The airport serves as an aircraft maintenance and aircraft storage facility for the Tarmac Aerosave company, and has no passenger traffic.

The airport includes a main building with a control tower as well as a basic terminal, but is not equipped to handle passenger traffic. An aircraft rescue and firefighting (ARFF) station is located next to the terminal. Also on site are three main maintenance and part-removal hangars (the original one for Boeing 747s and the newest for Airbus A340s). PLATA is owned by a consortium formed by the Government of Aragon and Teruel City Council, and does not belong to Aena Group, the Spanish airports management company.

The dry climate makes the airport suitable for long-term aircraft storage, with capacity for 250 aircraft. During the COVID-19 pandemic, approximately 100 grounded planes were parked there.

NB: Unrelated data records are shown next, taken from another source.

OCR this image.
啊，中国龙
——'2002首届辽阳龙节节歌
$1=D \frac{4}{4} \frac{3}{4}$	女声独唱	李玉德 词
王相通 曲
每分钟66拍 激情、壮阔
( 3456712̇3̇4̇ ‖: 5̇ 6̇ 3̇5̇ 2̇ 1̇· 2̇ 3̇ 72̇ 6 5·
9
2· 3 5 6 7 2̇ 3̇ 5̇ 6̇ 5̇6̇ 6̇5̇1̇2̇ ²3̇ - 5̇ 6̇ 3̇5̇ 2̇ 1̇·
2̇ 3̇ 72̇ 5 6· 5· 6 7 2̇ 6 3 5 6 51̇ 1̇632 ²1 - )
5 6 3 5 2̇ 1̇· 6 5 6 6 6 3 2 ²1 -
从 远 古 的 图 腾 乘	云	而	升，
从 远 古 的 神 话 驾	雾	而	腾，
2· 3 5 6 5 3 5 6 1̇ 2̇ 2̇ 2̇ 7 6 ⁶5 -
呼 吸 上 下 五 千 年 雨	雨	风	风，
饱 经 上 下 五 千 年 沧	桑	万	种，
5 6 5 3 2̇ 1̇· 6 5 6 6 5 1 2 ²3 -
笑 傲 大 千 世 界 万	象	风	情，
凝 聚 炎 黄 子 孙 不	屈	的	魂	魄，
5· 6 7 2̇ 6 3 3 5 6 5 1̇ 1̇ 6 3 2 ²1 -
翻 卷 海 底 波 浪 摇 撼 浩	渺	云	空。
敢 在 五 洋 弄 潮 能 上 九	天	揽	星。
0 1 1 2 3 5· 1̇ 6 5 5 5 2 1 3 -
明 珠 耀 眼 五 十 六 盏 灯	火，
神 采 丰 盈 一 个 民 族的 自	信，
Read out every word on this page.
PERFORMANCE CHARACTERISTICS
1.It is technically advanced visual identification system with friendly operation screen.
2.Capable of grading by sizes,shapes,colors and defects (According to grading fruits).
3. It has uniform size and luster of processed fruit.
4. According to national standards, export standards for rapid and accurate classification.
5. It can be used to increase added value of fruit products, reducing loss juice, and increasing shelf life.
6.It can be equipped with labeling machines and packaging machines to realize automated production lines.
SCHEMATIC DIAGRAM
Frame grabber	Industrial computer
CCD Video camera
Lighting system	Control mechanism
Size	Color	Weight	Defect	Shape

==PLD Space Propulsion Test Facilities==
In August 2018, Spanish launch service provider PLD Space signed a concession with the Teruel Airport Consortium for 13,337 m^{2} of space at the airport to test launch vehicle technology. The agreement covered 25 years, with an optional 10-year extension. PLD Space was to invest €1M in infrastructure for the construction of a new control room, offices, access paths, a rocket engine maintenance hangar and a new test bench to test its Miura 1 rocket. Over the previous three years, testing had been conducted at the airport on a short-term contract basis.